The stones rustle beneath our feet. We are ascending ……
The great Dietrich Bonhoeffer describes a similar transformation, writing in a letter to a friend from Tegel prison in Berlin, 11 months before he was hung by the Nazis in 1945:
We rejoice with those who rejoice, and weep with those who weep; we are anxious … about our life, but at the same time we must think about things much more important to us than life itself. When the [air raid] alert goes, for instance: as soon as we turn our minds from worrying about our own safety to the task of helping other people to keep calm, the situation is completely changed; life isn’t pushed back into a single dimension but is kept multidimensional and polyphonous. What a deliverance it is to be able to think and thereby to remain multidimensional. I’ve almost made it a rule here, simply to tell people who are trembling under an air raid that it would be much worse for a small town. We have to get people out of their one-track minds; that is a kind of “preparation” for faith, or something that makes faith possible, although really it’s only faith itself that can make possible a multidimensional life, and so enable us to keep this Whitsuntide [Pentecost], too, in spite of the alarms.” [A Testament to Freedom, p506]
So, as the worker says in the parable: “Sir, let it alone for one more year, until I dig around it and put manure on it. If it bears fruit next year, well and good, but if not, you can cut it down.'” It might need a very painful prune—or, yes, something even more radical, to happen to it!

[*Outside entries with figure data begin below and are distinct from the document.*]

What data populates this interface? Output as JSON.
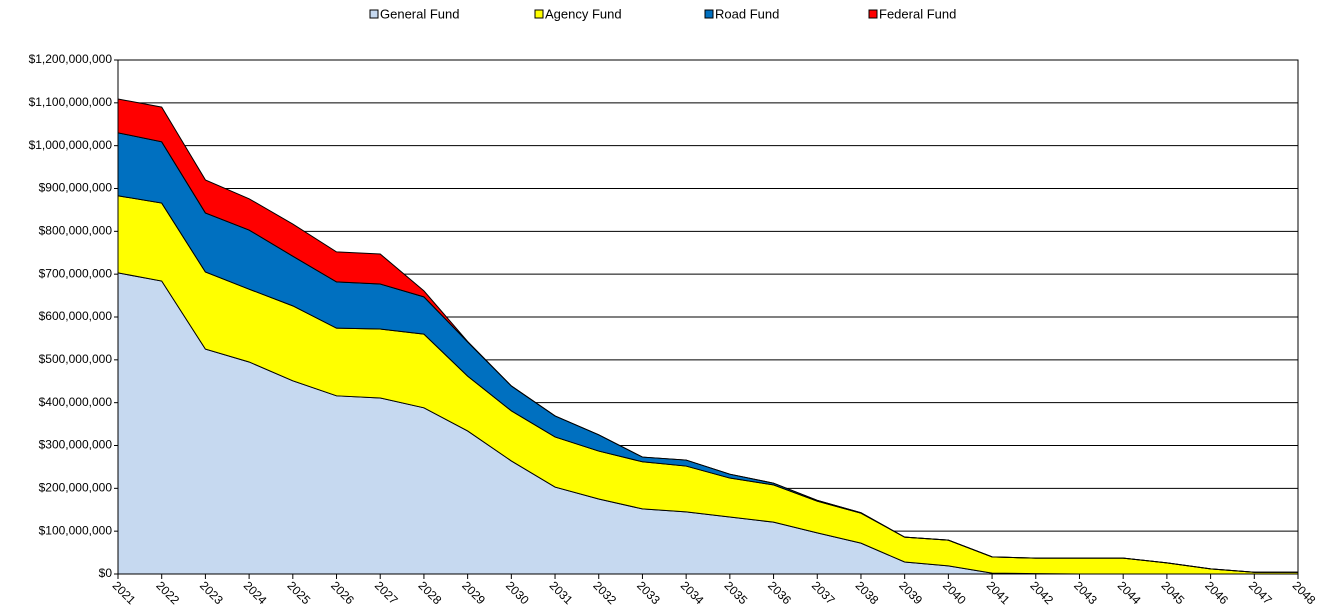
{
  "chart_data": {
    "type": "stacked-area",
    "categories": [
      "2021",
      "2022",
      "2023",
      "2024",
      "2025",
      "2026",
      "2027",
      "2028",
      "2029",
      "2030",
      "2031",
      "2032",
      "2033",
      "2034",
      "2035",
      "2036",
      "2037",
      "2038",
      "2039",
      "2040",
      "2041",
      "2042",
      "2043",
      "2044",
      "2045",
      "2046",
      "2047",
      "2048"
    ],
    "series": [
      {
        "name": "General Fund",
        "color": "#c6d9f0",
        "values": [
          703000000,
          684000000,
          525000000,
          495000000,
          451000000,
          416000000,
          411000000,
          388000000,
          334000000,
          264000000,
          203000000,
          175000000,
          152000000,
          145000000,
          133000000,
          121000000,
          96000000,
          72000000,
          28000000,
          19000000,
          2000000,
          1000000,
          0,
          0,
          0,
          0,
          0,
          0
        ]
      },
      {
        "name": "Agency Fund",
        "color": "#ffff00",
        "values": [
          180000000,
          182000000,
          180000000,
          170000000,
          175000000,
          158000000,
          161000000,
          172000000,
          128000000,
          117000000,
          117000000,
          112000000,
          110000000,
          107000000,
          91000000,
          87000000,
          74000000,
          70000000,
          58000000,
          60000000,
          38000000,
          36000000,
          37000000,
          37000000,
          26000000,
          12000000,
          4000000,
          4000000
        ]
      },
      {
        "name": "Road Fund",
        "color": "#0070c0",
        "values": [
          147000000,
          143000000,
          138000000,
          138000000,
          116000000,
          108000000,
          105000000,
          87000000,
          80000000,
          58000000,
          49000000,
          38000000,
          11000000,
          14000000,
          9000000,
          4000000,
          2000000,
          1000000,
          0,
          0,
          0,
          0,
          0,
          0,
          0,
          0,
          0,
          0
        ]
      },
      {
        "name": "Federal Fund",
        "color": "#ff0000",
        "values": [
          79000000,
          81000000,
          77000000,
          73000000,
          75000000,
          70000000,
          70000000,
          14000000,
          1000000,
          0,
          0,
          0,
          0,
          0,
          0,
          0,
          0,
          0,
          0,
          0,
          0,
          0,
          0,
          0,
          0,
          0,
          0,
          0
        ]
      }
    ],
    "ylim": [
      0,
      1200000000
    ],
    "yticks": [
      {
        "value": 0,
        "label": "$0"
      },
      {
        "value": 100000000,
        "label": "$100,000,000"
      },
      {
        "value": 200000000,
        "label": "$200,000,000"
      },
      {
        "value": 300000000,
        "label": "$300,000,000"
      },
      {
        "value": 400000000,
        "label": "$400,000,000"
      },
      {
        "value": 500000000,
        "label": "$500,000,000"
      },
      {
        "value": 600000000,
        "label": "$600,000,000"
      },
      {
        "value": 700000000,
        "label": "$700,000,000"
      },
      {
        "value": 800000000,
        "label": "$800,000,000"
      },
      {
        "value": 900000000,
        "label": "$900,000,000"
      },
      {
        "value": 1000000000,
        "label": "$1,000,000,000"
      },
      {
        "value": 1100000000,
        "label": "$1,100,000,000"
      },
      {
        "value": 1200000000,
        "label": "$1,200,000,000"
      }
    ],
    "grid": true
  }
}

We could be the fig tree in question, still waiting to break out of the barren prison of our own selfishness; or we could be the vineyard workers, nurturing and caring for others in their journey towards a selfless, fruit-bearing life.
Finally, back to old-time religious thinking and the omnipotent, creator God that Jesus is always trying to disabuse us of. God – the real one who exists—is not an omnipotent judgemental, control-merchant creator. Jesus commonly referred to God as his Father, and, yes, part of this is the old-time religious patriarchal language of his day; but another part of it – the true part—is God as divine parent who gives birth, gives life to the universe, this living, growing, evolving universe.
The old God of religion is the worst sort of parent—controlling, narcissistic, negligent—thank God they don’t exist! The real God who does exist, who Jesus presents to us, is, by contrast, the best sort of parent: respectful, solicitous about giving us our freedom, aware of the danger we are to ourselves with our reckless self-centredness, always staying in touch, ready to help us in our hour of need. And what we need most urgently is not to save our own skin—we’re pretty good at doing that ourselves anyway!—but to repent and undergo the Metanoia, learn some selflessness so we can live a fruitful, creative life. We all need it, the whole human race needs it—and that is what the God who exists delivers, in spades.